The New Photography 2013 exhibition at MOMA features eight international artists who are expanding the field of photography. Shared themes among the artists in the show include the merging of abstraction and representation, the examination of digital and analog technologies and story-telling that is both documentary and conceptually based.  Brendan Fowler, who lives in Los Angeles, is of particular interest. Having visited his studio over a year ago, I am intrigued with his mash-up of images and his hybrid of painting, collage and photography.

Eleanor Antin, video still, Museum of Modern Art, New York

On the third floor, “Dorothea Rockburne: Drawing Which Makes Itself” comprises a beautiful installation by an artist often overlooked in the current dialogue. Contemporary works from the MOMA collection on the second floor offers an overview of some of the most provocative of work of the past few years by artists such as Philip-Lorca diCorcia, David Hammons and William Kentridge along with various videos by artists such as Eleanor Antin.

Balthus, Metropolitan Museum, New York

The Metropolitan is hosting “Balthus Cats and Girls”, another classic exhibition of work not seen in this country in thirty years. Featuring works between the 1930’s and 1950’s, these paintings showcase observations of youthful eroticism, humor and despair, capturing moments and moods of universal endurance.

Joel A. Rosenthal (JAR) at the Metropolitan Museum, New York

Sculpture as jewelry arrives at the Met with the exhibition, “Jewels by JAR”.  Hailed as one of the most acclaimed designers of the last three decades, the 400 works by Joel A. Rosenthal, are a rare fascination. This will be the Met’s first exhibition by a contemporary jeweler, guaranteed to mesmerize. As a footnote, due to the explosion of public interest in art, both the Met and MOMA are now open seven days a week.

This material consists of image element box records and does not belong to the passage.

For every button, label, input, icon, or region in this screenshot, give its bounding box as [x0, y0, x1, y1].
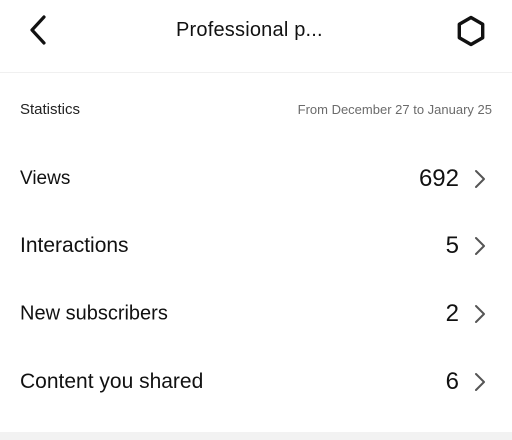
chevron-left-icon: [30, 15, 46, 45]
settings-button[interactable]: [452, 12, 490, 50]
content-shared-label: Content you shared: [20, 370, 204, 393]
page-title: Professional p...: [176, 19, 323, 41]
new-subscribers-label: New subscribers: [20, 302, 168, 325]
content-shared-row[interactable]: Content you shared 6: [0, 352, 512, 412]
chevron-right-icon: [472, 168, 488, 190]
back-button[interactable]: [22, 12, 54, 48]
content-shared-value: 6: [445, 368, 459, 395]
statistics-header: Statistics From December 27 to January 2…: [0, 96, 512, 124]
chevron-right-icon: [472, 371, 488, 393]
top-bar: Professional p...: [0, 0, 512, 73]
interactions-label: Interactions: [20, 234, 129, 257]
new-subscribers-value: 2: [445, 300, 459, 327]
views-label: Views: [20, 168, 71, 189]
views-value: 692: [418, 165, 459, 192]
interactions-value: 5: [445, 232, 459, 259]
date-range: From December 27 to January 25: [297, 102, 492, 117]
statistics-label: Statistics: [20, 101, 81, 118]
chevron-right-icon: [472, 235, 488, 257]
new-subscribers-row[interactable]: New subscribers 2: [0, 284, 512, 344]
section-divider: [0, 432, 512, 440]
views-row[interactable]: Views 692: [0, 149, 512, 209]
interactions-row[interactable]: Interactions 5: [0, 216, 512, 276]
chevron-right-icon: [472, 303, 488, 325]
gear-icon: [457, 15, 485, 47]
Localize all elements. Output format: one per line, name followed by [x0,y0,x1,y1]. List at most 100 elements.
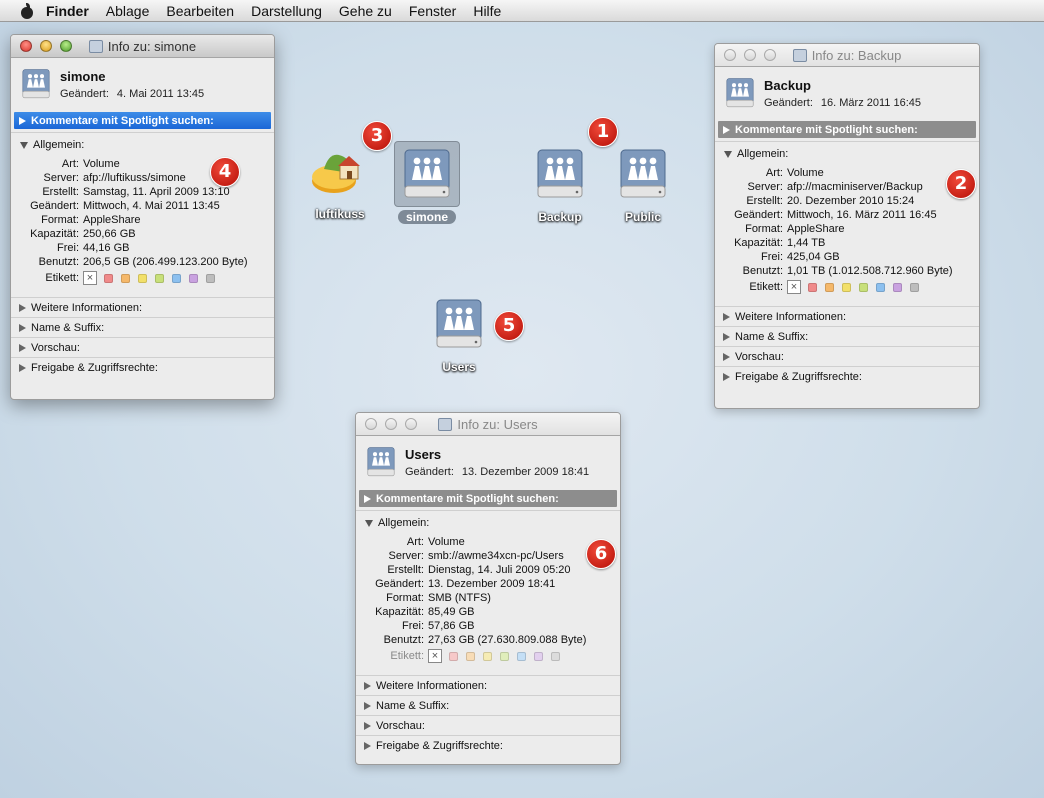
field-geaendert: Geändert: 13. Dezember 2009 18:41 [375,578,556,590]
label-swatch-yellow[interactable] [842,282,851,292]
section-freigabe[interactable]: Freigabe & Zugriffsrechte: [11,357,274,377]
menu-hilfe[interactable]: Hilfe [473,3,501,19]
zoom-button[interactable] [405,418,417,430]
label-swatch-purple[interactable] [189,273,198,283]
label-swatch-green[interactable] [155,273,164,283]
close-button[interactable] [365,418,377,430]
label-swatch-purple[interactable] [534,651,543,661]
close-button[interactable] [20,40,32,52]
general-header[interactable]: Allgemein: [715,146,979,162]
general-header[interactable]: Allgemein: [356,515,620,531]
section-weitere-informationen[interactable]: Weitere Informationen: [356,675,620,695]
section-name-suffix[interactable]: Name & Suffix: [356,695,620,715]
title-bar[interactable]: Info zu: simone [11,35,274,58]
disclosure-triangle-icon [723,125,730,134]
label-row: Etikett: × [356,649,614,663]
modified-label: Geändert: [60,88,109,100]
desktop-icon-luftikuss[interactable]: luftikuss [300,138,380,221]
zoom-button[interactable] [764,49,776,61]
field-erstellt: Erstellt: 20. Dezember 2010 15:24 [746,195,915,207]
field-frei: Frei: 425,04 GB [761,251,840,263]
menu-ablage[interactable]: Ablage [106,3,150,19]
label-swatch-purple[interactable] [893,282,902,292]
field-frei: Frei: 44,16 GB [57,242,130,254]
section-label: Kommentare mit Spotlight suchen: [31,114,214,127]
label-swatch-red[interactable] [808,282,817,292]
minimize-button[interactable] [40,40,52,52]
callout-badge-1: 1 [588,117,618,147]
spotlight-comments-section[interactable]: Kommentare mit Spotlight suchen: [359,490,617,507]
section-freigabe[interactable]: Freigabe & Zugriffsrechte: [715,366,979,386]
section-freigabe[interactable]: Freigabe & Zugriffsrechte: [356,735,620,755]
menu-finder[interactable]: Finder [46,3,89,19]
label-swatch-orange[interactable] [466,651,475,661]
callout-badge-4: 4 [210,157,240,187]
minimize-button[interactable] [385,418,397,430]
minimize-button[interactable] [744,49,756,61]
info-header: Backup Geändert: 16. März 2011 16:45 [715,67,979,121]
section-weitere-informationen[interactable]: Weitere Informationen: [11,297,274,317]
label-swatch-gray[interactable] [551,651,560,661]
section-label: Allgemein: [33,139,85,151]
spotlight-comments-section[interactable]: Kommentare mit Spotlight suchen: [718,121,976,138]
spotlight-comments-section[interactable]: Kommentare mit Spotlight suchen: [14,112,271,129]
desktop-icon-public[interactable]: Public [603,141,683,224]
network-volume-icon [367,447,395,477]
section-name-suffix[interactable]: Name & Suffix: [11,317,274,337]
label-swatch-gray[interactable] [206,273,215,283]
label-swatch-green[interactable] [859,282,868,292]
desktop-icon-label: Public [624,210,661,224]
menu-darstellung[interactable]: Darstellung [251,3,322,19]
label-swatch-orange[interactable] [121,273,130,283]
no-label-swatch[interactable]: × [787,280,801,294]
general-header[interactable]: Allgemein: [11,137,274,153]
label-swatch-blue[interactable] [876,282,885,292]
apple-menu-icon[interactable] [20,2,34,19]
label-swatch-orange[interactable] [825,282,834,292]
item-name: Backup [764,78,811,93]
disclosure-triangle-icon [364,721,371,730]
no-label-swatch[interactable]: × [83,271,97,285]
section-weitere-informationen[interactable]: Weitere Informationen: [715,306,979,326]
network-volume-icon [726,78,754,108]
title-bar[interactable]: Info zu: Users [356,413,620,436]
menu-bearbeiten[interactable]: Bearbeiten [166,3,234,19]
desktop-icon-label: Backup [538,210,582,224]
label-swatch-yellow[interactable] [483,651,492,661]
callout-badge-2: 2 [946,169,976,199]
label-swatch-green[interactable] [500,651,509,661]
label-swatch-yellow[interactable] [138,273,147,283]
label-swatch-red[interactable] [449,651,458,661]
title-bar[interactable]: Info zu: Backup [715,44,979,67]
callout-badge-5: 5 [494,311,524,341]
section-vorschau[interactable]: Vorschau: [11,337,274,357]
label-swatch-blue[interactable] [517,651,526,661]
disclosure-triangle-icon [19,116,26,125]
desktop-icon-simone[interactable]: simone [387,141,467,224]
no-label-swatch[interactable]: × [428,649,442,663]
field-geaendert: Geändert: Mittwoch, 4. Mai 2011 13:45 [30,200,220,212]
desktop-icon-users[interactable]: Users [419,291,499,374]
section-vorschau[interactable]: Vorschau: [356,715,620,735]
modified-value: 13. Dezember 2009 18:41 [461,466,590,478]
desktop-icon-backup[interactable]: Backup [520,141,600,224]
menu-fenster[interactable]: Fenster [409,3,456,19]
close-button[interactable] [724,49,736,61]
disclosure-triangle-open-icon [20,141,28,149]
label-swatch-red[interactable] [104,273,113,283]
menu-gehe-zu[interactable]: Gehe zu [339,3,392,19]
info-header: Users Geändert: 13. Dezember 2009 18:41 [356,436,620,490]
section-vorschau[interactable]: Vorschau: [715,346,979,366]
field-format: Format: AppleShare [745,223,845,235]
modified-line: Geändert: 4. Mai 2011 13:45 [60,88,204,100]
desktop-icon-label: simone [397,210,456,224]
general-fields: Art: Volume Server: smb://awme34xcn-pc/Use… [356,531,620,667]
label-swatch-gray[interactable] [910,282,919,292]
section-name-suffix[interactable]: Name & Suffix: [715,326,979,346]
desktop-icon-label: Users [442,360,476,374]
field-erstellt: Erstellt: Samstag, 11. April 2009 13:10 [42,186,230,198]
modified-line: Geändert: 13. Dezember 2009 18:41 [405,466,589,478]
zoom-button[interactable] [60,40,72,52]
window-title: Info zu: Backup [811,47,902,63]
label-swatch-blue[interactable] [172,273,181,283]
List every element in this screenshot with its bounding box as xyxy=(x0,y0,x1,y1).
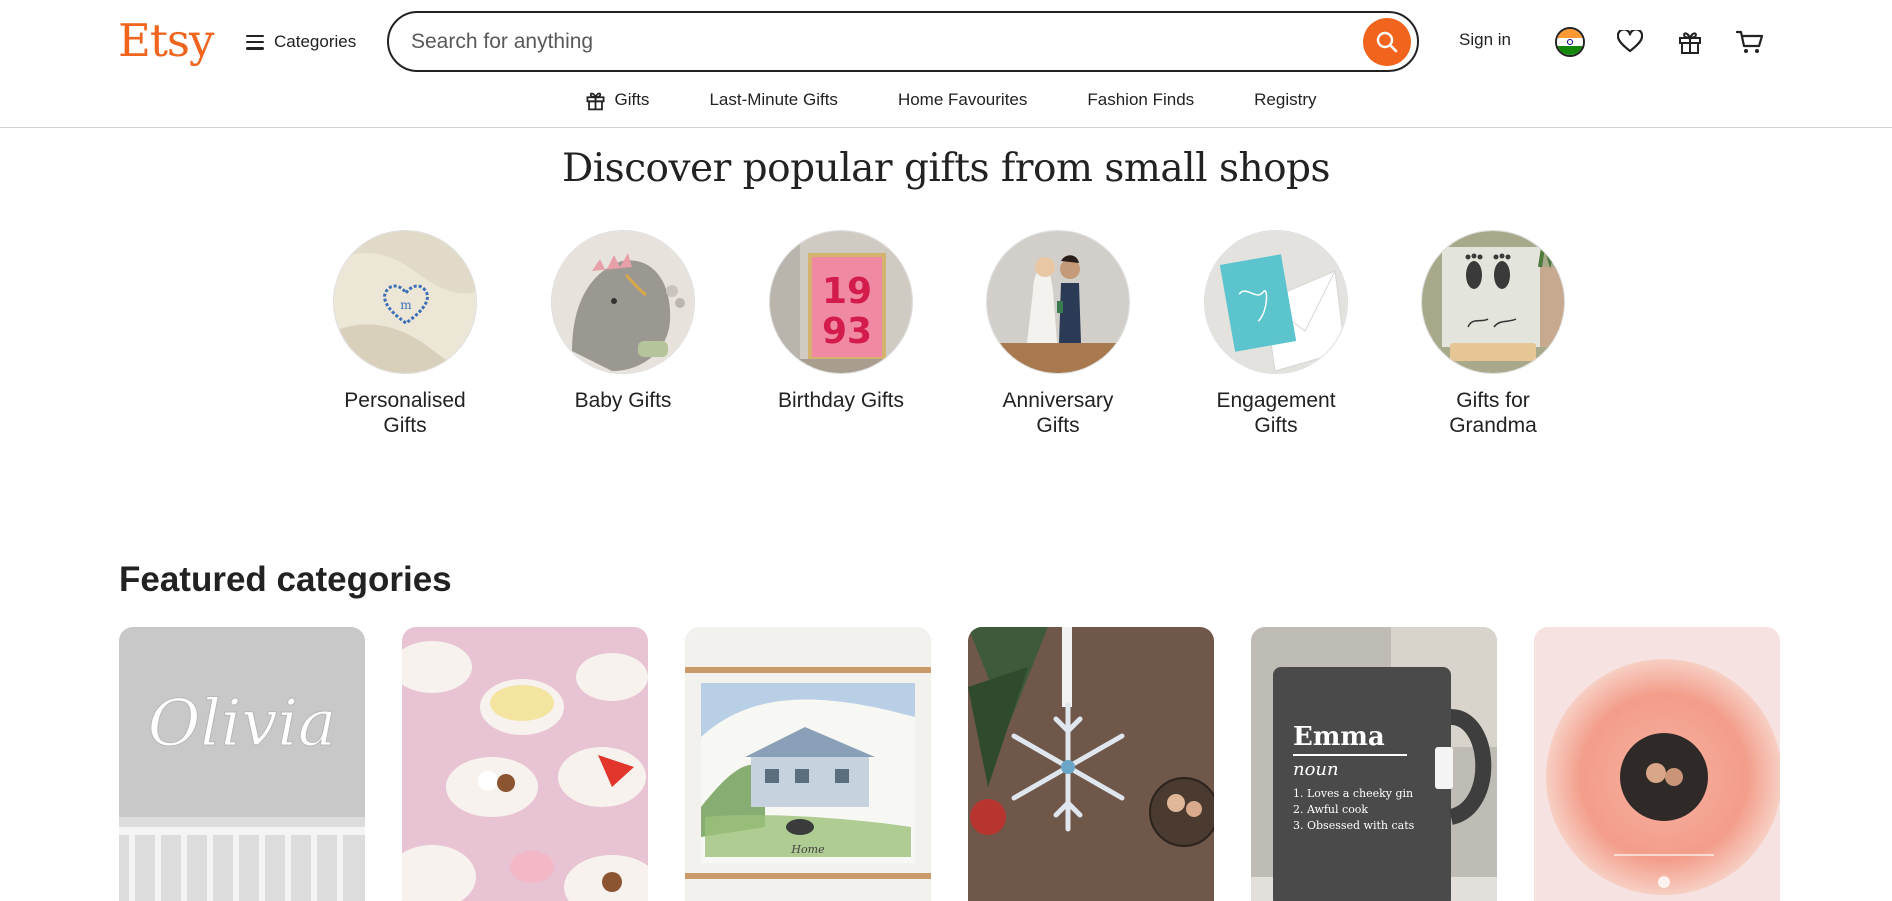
categories-button[interactable]: Categories xyxy=(246,26,356,58)
gift-category-personalised[interactable]: m Personalised Gifts xyxy=(322,230,488,438)
card-image-subtext: noun xyxy=(1293,759,1339,780)
card-image-text: Olivia xyxy=(148,687,336,761)
featured-card-mugs[interactable] xyxy=(402,627,648,901)
category-image xyxy=(1204,230,1348,374)
category-image xyxy=(551,230,695,374)
category-label: Personalised Gifts xyxy=(344,389,466,437)
card-image-line: 2. Awful cook xyxy=(1293,803,1368,816)
card-image-text: Home xyxy=(790,843,825,856)
card-image: Emma noun 1. Loves a cheeky gin 2. Awful… xyxy=(1251,627,1497,901)
heart-icon xyxy=(1617,30,1643,53)
subnav-last-minute-gifts[interactable]: Last-Minute Gifts xyxy=(709,86,838,114)
card-image-line: 1. Loves a cheeky gin xyxy=(1293,787,1413,800)
svg-text:m: m xyxy=(400,298,412,312)
gift-icon xyxy=(1679,32,1701,54)
category-label: Gifts for Grandma xyxy=(1449,389,1537,437)
subnav-home-favourites[interactable]: Home Favourites xyxy=(898,86,1027,114)
category-label: Birthday Gifts xyxy=(777,389,905,412)
favourites-button[interactable] xyxy=(1610,22,1650,62)
etsy-logo[interactable]: Etsy xyxy=(118,14,214,67)
cart-button[interactable] xyxy=(1730,22,1770,62)
card-image: Olivia xyxy=(119,627,365,901)
featured-card-vinyl[interactable] xyxy=(1534,627,1780,901)
gift-mode-button[interactable] xyxy=(1670,22,1710,62)
svg-text:93: 93 xyxy=(822,311,872,352)
category-label: Baby Gifts xyxy=(574,389,672,412)
featured-card-name-sign[interactable]: Olivia xyxy=(119,627,365,901)
card-image xyxy=(968,627,1214,901)
gift-category-birthday[interactable]: 19 93 Birthday Gifts xyxy=(758,230,924,413)
search-button[interactable] xyxy=(1363,18,1411,66)
subnav-label: Gifts xyxy=(614,90,650,109)
category-label: Engagement Gifts xyxy=(1216,389,1336,437)
featured-card-ornament[interactable] xyxy=(968,627,1214,901)
region-button[interactable] xyxy=(1550,22,1590,62)
subnav-registry[interactable]: Registry xyxy=(1254,86,1316,114)
menu-icon xyxy=(246,34,264,50)
subnav-fashion-finds[interactable]: Fashion Finds xyxy=(1087,86,1194,114)
gift-category-anniversary[interactable]: Anniversary Gifts xyxy=(975,230,1141,438)
featured-card-house-portrait[interactable]: Home xyxy=(685,627,931,901)
category-label: Anniversary Gifts xyxy=(1002,389,1114,437)
gift-category-grandma[interactable]: Gifts for Grandma xyxy=(1410,230,1576,438)
search-bar xyxy=(387,11,1419,72)
search-icon xyxy=(1376,31,1398,53)
card-image-line: 3. Obsessed with cats xyxy=(1293,819,1415,832)
gift-category-baby[interactable]: Baby Gifts xyxy=(540,230,706,413)
subnav-gifts[interactable]: Gifts xyxy=(585,86,649,114)
featured-card-mug-definition[interactable]: Emma noun 1. Loves a cheeky gin 2. Awful… xyxy=(1251,627,1497,901)
gift-icon xyxy=(587,92,605,110)
gift-category-engagement[interactable]: Engagement Gifts xyxy=(1193,230,1359,438)
cart-icon xyxy=(1736,30,1764,53)
search-input[interactable] xyxy=(411,25,1331,59)
category-image xyxy=(1421,230,1565,374)
india-flag-icon xyxy=(1555,27,1585,57)
featured-categories-title: Featured categories xyxy=(119,560,452,599)
site-header: Etsy Categories Sign in xyxy=(0,0,1892,128)
card-image xyxy=(1534,627,1780,901)
svg-text:19: 19 xyxy=(822,271,872,312)
sub-navigation: Gifts Last-Minute Gifts Home Favourites … xyxy=(0,86,1892,114)
card-image-text: Emma xyxy=(1293,722,1385,752)
categories-label: Categories xyxy=(274,32,357,51)
sign-in-link[interactable]: Sign in xyxy=(1459,30,1511,50)
category-image: 19 93 xyxy=(769,230,913,374)
card-image: Home xyxy=(685,627,931,901)
discover-title: Discover popular gifts from small shops xyxy=(561,146,1331,191)
card-image xyxy=(402,627,648,901)
category-image xyxy=(986,230,1130,374)
category-image: m xyxy=(333,230,477,374)
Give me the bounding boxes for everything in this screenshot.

Christopher Wool, Guggenheim Museum, New York

Following on the above, Christopher Wool’s survey at the Guggenheim is a great leap forward in the journey that painting has taken over the past decades. The exhibition tracks Wool’s emergence since the 1980’s. Each body of work has strength and interest but the word paintings steal the show for me.

Yves Klein, Dominique Levy Gallery, New York

Among my many gallery visits, the stand-out was Audible Presence: Lucio Fontana, Yves Klein and Cy Twombly” at Dominique Levy’s newly inaugurated space on Madison Avenue. This carefully curated show of masterworks from three of the most influential artists of the 20th century is worthy of any museum. While each artist maintains a distinctive voice, the dialogue between them is intriguing.  A stunning catalog accompanies the exhibition.

Laduree on Madison Avenue, New York

As the daylight wanes and the pace slows, sugar is required. Laduree calls. Macarons devine, flown in daily from Paris, these are treats to swoon over. If you miss them in New York, you can visit the new store on Lincoln Road during Art Basel. Artist and dessert connoisseur, Will Cotton, who explores the seduction of consumption, has collaborated with Laduree on a new project to be unveiled during the Fair.